Ternyata Dharma ijin tidak masuk kantor hari ini, Jery – kepala cabangnya, memberitahuku. Dia mengajakku masuk ke ruangannya. Entah maksudnya hanya ingin mengobrol basa-basi atau sekaligus memamerkan ruang kerjanya yang lebih mirip ruang pamer miniatur mobil. Ada ratusan tipe mulai dari mobil klasik, sport, hingga mobil-mobil mewah seperti Ferrari. Bahkan laptopnya dilapisi soft case bergambar mobil Subaru. Dia memintaku untuk duduk dan menyuruh office boy membawakan teh untukku.

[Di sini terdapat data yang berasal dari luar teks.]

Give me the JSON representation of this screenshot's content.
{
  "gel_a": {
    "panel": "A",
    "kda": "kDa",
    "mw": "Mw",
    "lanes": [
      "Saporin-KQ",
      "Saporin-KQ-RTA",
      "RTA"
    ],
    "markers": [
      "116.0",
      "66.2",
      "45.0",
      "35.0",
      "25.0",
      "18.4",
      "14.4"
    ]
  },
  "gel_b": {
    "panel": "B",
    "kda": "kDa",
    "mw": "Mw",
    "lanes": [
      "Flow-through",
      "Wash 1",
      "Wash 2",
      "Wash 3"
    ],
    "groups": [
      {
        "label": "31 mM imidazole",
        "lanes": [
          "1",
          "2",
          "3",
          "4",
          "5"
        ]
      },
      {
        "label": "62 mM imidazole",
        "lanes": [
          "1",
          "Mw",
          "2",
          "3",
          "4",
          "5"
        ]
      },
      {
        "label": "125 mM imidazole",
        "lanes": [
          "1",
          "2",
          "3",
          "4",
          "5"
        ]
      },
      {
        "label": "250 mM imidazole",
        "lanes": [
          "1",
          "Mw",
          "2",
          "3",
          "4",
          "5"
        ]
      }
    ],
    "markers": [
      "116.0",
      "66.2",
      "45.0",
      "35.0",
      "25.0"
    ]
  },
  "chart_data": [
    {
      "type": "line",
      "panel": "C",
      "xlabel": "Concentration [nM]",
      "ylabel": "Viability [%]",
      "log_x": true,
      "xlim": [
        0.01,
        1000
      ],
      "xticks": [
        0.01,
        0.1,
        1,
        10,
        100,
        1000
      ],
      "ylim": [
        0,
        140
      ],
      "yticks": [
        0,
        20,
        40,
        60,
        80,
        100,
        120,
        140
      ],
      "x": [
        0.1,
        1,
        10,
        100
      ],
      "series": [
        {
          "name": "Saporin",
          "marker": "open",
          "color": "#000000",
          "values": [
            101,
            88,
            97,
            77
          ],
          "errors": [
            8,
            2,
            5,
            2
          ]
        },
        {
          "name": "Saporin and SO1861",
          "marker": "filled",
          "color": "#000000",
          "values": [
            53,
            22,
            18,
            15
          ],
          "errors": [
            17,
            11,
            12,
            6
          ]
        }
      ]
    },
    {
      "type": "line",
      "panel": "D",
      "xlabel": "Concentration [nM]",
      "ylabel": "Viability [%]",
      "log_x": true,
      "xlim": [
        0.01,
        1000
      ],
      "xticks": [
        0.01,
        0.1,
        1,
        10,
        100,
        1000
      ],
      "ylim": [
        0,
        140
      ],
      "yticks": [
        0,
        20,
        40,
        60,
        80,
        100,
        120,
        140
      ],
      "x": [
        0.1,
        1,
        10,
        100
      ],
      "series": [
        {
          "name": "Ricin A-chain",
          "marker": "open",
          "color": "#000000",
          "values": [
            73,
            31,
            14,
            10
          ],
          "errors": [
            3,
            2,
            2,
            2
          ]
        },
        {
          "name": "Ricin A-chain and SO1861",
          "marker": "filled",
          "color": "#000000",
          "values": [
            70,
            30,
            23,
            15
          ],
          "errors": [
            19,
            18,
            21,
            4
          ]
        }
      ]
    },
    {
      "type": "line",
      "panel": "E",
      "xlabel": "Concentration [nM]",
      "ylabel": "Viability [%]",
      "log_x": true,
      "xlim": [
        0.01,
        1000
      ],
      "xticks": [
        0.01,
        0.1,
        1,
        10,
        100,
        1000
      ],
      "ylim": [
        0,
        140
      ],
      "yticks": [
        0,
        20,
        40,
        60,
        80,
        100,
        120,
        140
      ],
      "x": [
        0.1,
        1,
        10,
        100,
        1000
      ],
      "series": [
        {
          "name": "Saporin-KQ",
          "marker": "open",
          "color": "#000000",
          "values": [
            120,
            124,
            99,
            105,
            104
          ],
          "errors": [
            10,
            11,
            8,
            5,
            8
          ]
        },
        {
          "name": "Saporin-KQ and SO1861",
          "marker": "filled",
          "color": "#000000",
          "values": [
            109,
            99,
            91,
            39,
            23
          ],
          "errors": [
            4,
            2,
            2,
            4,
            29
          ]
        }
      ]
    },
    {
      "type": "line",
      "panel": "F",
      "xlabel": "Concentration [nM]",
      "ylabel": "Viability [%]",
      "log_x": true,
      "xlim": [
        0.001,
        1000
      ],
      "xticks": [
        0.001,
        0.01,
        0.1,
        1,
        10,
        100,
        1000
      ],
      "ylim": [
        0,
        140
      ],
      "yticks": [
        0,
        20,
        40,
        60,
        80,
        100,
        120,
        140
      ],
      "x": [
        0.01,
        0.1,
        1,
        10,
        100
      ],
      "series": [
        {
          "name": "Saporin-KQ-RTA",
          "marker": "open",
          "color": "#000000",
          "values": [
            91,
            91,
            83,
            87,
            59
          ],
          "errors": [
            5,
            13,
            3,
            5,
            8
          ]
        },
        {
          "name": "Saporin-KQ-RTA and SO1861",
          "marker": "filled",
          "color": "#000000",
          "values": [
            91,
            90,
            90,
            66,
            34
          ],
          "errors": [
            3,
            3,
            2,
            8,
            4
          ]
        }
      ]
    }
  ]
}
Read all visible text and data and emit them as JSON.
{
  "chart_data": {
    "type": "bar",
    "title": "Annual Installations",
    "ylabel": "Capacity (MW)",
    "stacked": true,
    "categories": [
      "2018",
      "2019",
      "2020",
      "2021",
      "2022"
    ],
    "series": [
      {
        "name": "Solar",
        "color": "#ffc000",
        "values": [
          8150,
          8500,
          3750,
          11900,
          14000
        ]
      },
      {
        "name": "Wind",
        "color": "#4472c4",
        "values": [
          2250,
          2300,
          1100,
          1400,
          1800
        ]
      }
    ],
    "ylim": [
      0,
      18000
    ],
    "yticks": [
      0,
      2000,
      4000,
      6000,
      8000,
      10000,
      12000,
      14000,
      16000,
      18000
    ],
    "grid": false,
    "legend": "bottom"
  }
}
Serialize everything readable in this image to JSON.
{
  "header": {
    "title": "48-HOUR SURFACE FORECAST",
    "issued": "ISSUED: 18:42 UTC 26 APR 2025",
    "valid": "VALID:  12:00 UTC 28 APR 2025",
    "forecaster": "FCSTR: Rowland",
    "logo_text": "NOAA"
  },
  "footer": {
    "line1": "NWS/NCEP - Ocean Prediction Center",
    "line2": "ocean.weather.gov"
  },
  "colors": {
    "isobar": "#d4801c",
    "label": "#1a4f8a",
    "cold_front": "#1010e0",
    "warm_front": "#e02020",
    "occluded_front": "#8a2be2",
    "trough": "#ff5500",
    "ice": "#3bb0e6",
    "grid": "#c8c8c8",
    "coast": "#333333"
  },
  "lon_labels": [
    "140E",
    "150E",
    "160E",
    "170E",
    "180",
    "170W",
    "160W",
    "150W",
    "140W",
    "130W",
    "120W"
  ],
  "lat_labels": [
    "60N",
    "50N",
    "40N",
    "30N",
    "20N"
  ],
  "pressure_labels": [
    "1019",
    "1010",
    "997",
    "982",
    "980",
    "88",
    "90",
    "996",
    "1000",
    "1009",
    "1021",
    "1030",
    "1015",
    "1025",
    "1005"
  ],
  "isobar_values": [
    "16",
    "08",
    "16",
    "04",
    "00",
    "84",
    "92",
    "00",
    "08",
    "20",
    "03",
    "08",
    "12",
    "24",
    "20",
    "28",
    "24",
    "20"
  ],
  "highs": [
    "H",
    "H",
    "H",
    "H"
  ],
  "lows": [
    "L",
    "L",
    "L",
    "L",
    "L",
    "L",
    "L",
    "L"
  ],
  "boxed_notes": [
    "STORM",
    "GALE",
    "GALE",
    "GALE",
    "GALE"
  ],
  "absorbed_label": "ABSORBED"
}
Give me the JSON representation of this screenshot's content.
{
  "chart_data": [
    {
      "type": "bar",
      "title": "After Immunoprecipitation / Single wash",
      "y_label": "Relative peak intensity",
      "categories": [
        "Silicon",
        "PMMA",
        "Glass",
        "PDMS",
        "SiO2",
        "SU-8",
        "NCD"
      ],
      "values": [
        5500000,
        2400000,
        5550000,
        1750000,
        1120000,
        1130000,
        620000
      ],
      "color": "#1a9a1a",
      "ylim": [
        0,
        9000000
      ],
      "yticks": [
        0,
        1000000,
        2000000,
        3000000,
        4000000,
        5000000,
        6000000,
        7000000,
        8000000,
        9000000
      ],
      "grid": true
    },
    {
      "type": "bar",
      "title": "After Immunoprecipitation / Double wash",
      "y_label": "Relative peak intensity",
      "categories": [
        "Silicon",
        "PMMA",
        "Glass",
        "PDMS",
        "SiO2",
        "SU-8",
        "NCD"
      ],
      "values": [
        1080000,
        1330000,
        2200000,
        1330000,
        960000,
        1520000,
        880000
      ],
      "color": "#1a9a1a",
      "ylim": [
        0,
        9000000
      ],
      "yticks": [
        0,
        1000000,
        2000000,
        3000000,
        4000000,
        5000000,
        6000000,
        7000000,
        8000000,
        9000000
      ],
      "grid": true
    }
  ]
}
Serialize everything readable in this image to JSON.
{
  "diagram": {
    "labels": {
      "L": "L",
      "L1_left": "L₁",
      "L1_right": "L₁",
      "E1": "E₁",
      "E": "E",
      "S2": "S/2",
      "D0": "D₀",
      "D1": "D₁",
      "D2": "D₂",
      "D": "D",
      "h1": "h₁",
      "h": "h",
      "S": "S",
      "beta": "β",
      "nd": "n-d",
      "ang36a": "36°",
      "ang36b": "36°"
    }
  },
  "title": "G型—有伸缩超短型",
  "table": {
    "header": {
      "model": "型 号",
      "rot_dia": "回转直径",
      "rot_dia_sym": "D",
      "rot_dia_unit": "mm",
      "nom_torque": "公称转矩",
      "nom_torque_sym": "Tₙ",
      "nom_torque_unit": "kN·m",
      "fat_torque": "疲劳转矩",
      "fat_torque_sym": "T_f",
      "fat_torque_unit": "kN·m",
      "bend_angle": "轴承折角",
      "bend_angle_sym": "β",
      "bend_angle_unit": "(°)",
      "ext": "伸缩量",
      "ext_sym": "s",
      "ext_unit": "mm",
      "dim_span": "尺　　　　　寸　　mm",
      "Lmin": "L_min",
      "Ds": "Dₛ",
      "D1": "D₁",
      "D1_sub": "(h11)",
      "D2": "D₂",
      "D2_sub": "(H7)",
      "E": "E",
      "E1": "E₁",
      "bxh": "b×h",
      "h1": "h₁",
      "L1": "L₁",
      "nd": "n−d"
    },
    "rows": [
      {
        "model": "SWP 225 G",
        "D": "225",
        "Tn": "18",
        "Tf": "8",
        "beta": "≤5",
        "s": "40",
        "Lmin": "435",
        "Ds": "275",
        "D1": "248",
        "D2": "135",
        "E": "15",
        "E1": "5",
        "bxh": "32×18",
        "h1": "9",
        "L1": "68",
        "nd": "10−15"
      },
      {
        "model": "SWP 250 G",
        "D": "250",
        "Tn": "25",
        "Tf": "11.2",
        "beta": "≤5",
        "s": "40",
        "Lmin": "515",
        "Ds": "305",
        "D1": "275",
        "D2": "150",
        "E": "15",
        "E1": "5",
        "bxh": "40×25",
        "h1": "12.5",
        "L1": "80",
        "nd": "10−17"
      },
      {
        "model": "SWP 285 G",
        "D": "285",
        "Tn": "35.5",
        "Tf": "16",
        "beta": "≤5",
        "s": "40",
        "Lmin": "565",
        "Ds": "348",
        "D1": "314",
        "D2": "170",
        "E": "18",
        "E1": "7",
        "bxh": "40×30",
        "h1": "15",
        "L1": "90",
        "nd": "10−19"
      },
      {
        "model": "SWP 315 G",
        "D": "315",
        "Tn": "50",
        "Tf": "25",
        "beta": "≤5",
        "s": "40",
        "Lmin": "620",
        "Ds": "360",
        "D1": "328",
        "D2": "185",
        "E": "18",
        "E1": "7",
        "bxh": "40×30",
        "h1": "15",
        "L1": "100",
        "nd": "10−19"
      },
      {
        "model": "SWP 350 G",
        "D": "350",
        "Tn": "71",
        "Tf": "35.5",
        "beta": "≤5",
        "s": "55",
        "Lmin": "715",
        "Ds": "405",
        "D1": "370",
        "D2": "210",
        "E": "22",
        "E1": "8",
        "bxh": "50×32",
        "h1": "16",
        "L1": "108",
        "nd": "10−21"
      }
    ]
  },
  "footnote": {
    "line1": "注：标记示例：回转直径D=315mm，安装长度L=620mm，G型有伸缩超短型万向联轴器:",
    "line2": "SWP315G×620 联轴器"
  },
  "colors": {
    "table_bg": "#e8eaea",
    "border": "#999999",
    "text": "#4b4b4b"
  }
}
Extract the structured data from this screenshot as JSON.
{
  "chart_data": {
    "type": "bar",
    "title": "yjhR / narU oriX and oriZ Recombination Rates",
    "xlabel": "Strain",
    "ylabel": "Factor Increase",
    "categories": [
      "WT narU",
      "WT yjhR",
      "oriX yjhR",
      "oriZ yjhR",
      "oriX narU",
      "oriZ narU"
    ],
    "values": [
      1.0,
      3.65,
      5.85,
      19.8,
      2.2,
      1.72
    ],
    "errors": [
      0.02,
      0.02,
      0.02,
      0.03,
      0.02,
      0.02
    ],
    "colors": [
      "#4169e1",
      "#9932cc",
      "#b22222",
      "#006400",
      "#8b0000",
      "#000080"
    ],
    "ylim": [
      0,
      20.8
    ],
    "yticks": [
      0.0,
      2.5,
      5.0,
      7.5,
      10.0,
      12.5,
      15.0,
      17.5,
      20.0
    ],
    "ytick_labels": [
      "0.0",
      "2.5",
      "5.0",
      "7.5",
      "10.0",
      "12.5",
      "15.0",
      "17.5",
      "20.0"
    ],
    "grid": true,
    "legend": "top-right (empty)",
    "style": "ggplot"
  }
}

“Saya tidak akan lama, Pak. Saya sedang cuti sebenarnya,” Aku menolak halus, namun tidak dipedulikannya sama sekali. Dia menutup pintu ruang kerjanya setelah office boy datang membawakan teh manis hangat untukku dan kopi hitam untuknya.

“Saya benar-benar turut berduka atas kepergian Radit.” Katanya membuka pembicaraan.

“Si casanova itu, dia bisa mendapatkan apapun yang diinginkan hanya dengan senyum tipisnya yang…, begitulah!” Jery terkekeh sendiri di akhir kalimatnya.

“Mungkin Tuhan memanggilnya lebih cepat agar tidak banyak lagi hati perempuan yang dia patahkan!”

Aku sontak mengernyit, terganggu dengan gurauannya yang sama sekali tidak lucu. Ralat, tidak tepat waktu. Dia menyadari perubahan sikapku dan langsung meminta maaf. “Sorry, sorry, saya tidak ada maksud apa-apa, hanya sekedar intermeso agar suasana hatimu membaik saja.”

Aku sengaja mendiamkannya hingga dia semakin salah tingkah. “Saya hanya merasa dia masih ada bersama kita, jadi ya, entahlah!” Jery mendesah dengan wajah menyesal yang dibuat-buat.

Aku mencibir muak. “Saya tahu anda merasa lega karena Radit sudah tidak ada.”

Bukannya tersinggung, Jery malah tertawa keras. “Kamu itu serius sekali, Seli. Pantas saja Kris begitu khawatir,”

Dia tidak melanjutkan kalimatnya. Ada keterkejutan yang berusaha dia sembunyikan. Aku yakin kalimat yang baru saja keluar dari mulutnya bukanlah kalimat yang diharapkan. Dia pikir, aku pasti akan mencecarnya dengan berbagai pertanyaan setelahnya. Tetapi aku memilih diam, membiarkannya mengganti topik pembicaraan sesuka hatinya.

“Radit itu lulusan MT terbaik di angkatan saya, tetapi dia menolak jabatan kepala cabang yang ditawarkan dan memilih menemani sahabatnya yang terbuang ke divisi kalian.” Nadanya jelas meremehkan, tetapi aku mengerti maksud dari ucapannya.

Lulusan MT di kantorku diharapkan bisa mengisi posisi-posisi penting di bagian bisnis dan operasional, menjadi pemimpin-pemimpin di cabang agar bisa mengembangkan perusahaan. Bukan di bagian support seperti internal audit. Kris sebenarnya bukan terbuang karena tidak mampu memenuhi harapan itu, hanya saja dia terlalu keras kepala untuk menjadi penurut selama masa On Job Training. Kris yang pemberontak dan tidak fleksibel dianggap lebih tepat mengisi posisi sebagai auditor. Dan Radit yang terlalu setiakawan, tentu saja ikut mencemplungkan diri meskipun diiringi banyak penyesalan dari para mentornya.

“Kami semua tahu, Kris sangat beruntung memiliki sahabat sebaik Radit, tetapi entah bagaimana awalnya hubungan mereka yang sedekat itu tiba-tiba jadi tidak baik-baik saja.” Jery menyesap kopi hitamnya.